Numerical analysis of hypersonic thermochemical non-equilibrium environment for an entry configuration in ionized flow

A theoretical methodology for thermochemical non-equilibrium flow combing with the HLLC (Harten-Lax-van Leer Contact) scheme was applied to study the hypersonic thermochemical non-equilibrium environment of an entry configuration in ionized flow. A two-temperature controlling model was utilized and the Gupta's 11 species (N₂, O₂, NO, O, N, NO⁺, N₂ ⁺, O₂ ⁺, N⁺, O⁺, e⁻) thermochemical non-equilibrium model was taken.
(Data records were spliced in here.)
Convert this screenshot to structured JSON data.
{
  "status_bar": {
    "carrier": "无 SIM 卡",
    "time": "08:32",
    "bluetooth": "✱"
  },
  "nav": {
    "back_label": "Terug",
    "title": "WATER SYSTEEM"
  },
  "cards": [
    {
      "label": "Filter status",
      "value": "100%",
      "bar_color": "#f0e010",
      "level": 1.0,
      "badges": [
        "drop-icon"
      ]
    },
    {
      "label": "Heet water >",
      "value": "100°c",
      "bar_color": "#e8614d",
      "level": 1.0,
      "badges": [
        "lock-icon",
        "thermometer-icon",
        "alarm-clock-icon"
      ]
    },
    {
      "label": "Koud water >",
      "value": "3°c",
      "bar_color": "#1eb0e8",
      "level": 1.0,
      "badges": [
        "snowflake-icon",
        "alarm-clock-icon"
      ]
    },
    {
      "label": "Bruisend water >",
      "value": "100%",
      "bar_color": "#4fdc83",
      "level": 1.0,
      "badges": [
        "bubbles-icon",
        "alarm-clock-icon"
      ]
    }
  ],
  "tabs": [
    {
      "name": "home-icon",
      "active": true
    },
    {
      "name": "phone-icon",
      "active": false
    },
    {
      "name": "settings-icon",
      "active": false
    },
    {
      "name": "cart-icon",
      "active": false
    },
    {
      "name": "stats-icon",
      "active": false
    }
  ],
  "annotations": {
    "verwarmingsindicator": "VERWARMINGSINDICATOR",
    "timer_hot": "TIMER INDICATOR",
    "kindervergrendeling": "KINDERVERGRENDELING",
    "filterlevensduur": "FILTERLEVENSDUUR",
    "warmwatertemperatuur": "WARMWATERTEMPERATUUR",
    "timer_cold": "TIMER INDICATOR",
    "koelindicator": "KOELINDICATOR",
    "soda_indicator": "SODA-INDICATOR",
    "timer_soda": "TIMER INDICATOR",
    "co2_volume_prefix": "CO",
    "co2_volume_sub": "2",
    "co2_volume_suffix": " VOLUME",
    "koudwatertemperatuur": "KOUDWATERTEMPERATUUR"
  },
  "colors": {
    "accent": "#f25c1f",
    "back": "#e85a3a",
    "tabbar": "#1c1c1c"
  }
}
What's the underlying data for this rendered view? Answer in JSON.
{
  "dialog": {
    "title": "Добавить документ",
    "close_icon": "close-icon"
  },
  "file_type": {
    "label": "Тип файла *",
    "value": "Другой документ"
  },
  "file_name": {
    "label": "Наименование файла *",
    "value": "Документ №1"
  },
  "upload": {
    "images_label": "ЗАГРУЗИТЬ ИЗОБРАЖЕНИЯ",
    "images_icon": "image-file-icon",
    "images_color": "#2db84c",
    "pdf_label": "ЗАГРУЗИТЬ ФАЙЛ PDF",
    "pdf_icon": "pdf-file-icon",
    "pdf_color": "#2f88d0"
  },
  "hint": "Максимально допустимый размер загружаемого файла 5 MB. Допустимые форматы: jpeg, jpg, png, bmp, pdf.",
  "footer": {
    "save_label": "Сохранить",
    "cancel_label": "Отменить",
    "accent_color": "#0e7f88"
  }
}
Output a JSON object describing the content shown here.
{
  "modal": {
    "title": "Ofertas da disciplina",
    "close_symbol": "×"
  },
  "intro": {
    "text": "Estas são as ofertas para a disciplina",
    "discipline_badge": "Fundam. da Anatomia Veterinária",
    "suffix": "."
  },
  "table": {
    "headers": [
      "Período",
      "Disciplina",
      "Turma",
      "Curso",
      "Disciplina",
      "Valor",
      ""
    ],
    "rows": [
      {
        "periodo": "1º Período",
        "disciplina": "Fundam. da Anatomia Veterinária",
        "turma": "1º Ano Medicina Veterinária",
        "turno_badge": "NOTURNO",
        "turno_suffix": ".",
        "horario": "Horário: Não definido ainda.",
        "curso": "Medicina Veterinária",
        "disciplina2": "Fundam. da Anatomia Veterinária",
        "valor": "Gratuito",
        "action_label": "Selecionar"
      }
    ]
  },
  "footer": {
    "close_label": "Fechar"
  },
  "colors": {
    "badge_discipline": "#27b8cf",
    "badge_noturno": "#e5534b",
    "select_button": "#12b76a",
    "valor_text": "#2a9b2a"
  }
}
Firstly, numerical calculations of hypersonic thermochemical non-equilibrium environments for different aerodynamic shapes were carried out to verify the reliability of the method above. Then, the method was used to research the effects of ionization and wall catalysis on the hypersonic thermochemical non-equilibrium environment of the entry configuration in ionized flow. The shock stand-off distance can be reduced by thermochemical reactions but doesn't continue to decrease significantly when ionization occurs. The shock stand-off distance calculated by the 11 species model is 4.2% smaller than that calculated by the 5 species (N₂, O₂, NO, O, N) thermochemical non-equilibrium model without considering ionization. Ionization reduces wall heat flux but increases wall pressure a little. The effect of ionization on aerothermal loads is greater than that of aerodynamic loads. The thermochemical reactions of electrons and ions catalyzed at the wall increase wall heat flux significantly but make a small change in wall pressure. The maximum wall heat flux obtained by only considering the electrons and ions catalyzed at the partially catalytic wall condition is 11.8% less than that calculated at the super-catalytic wall condition.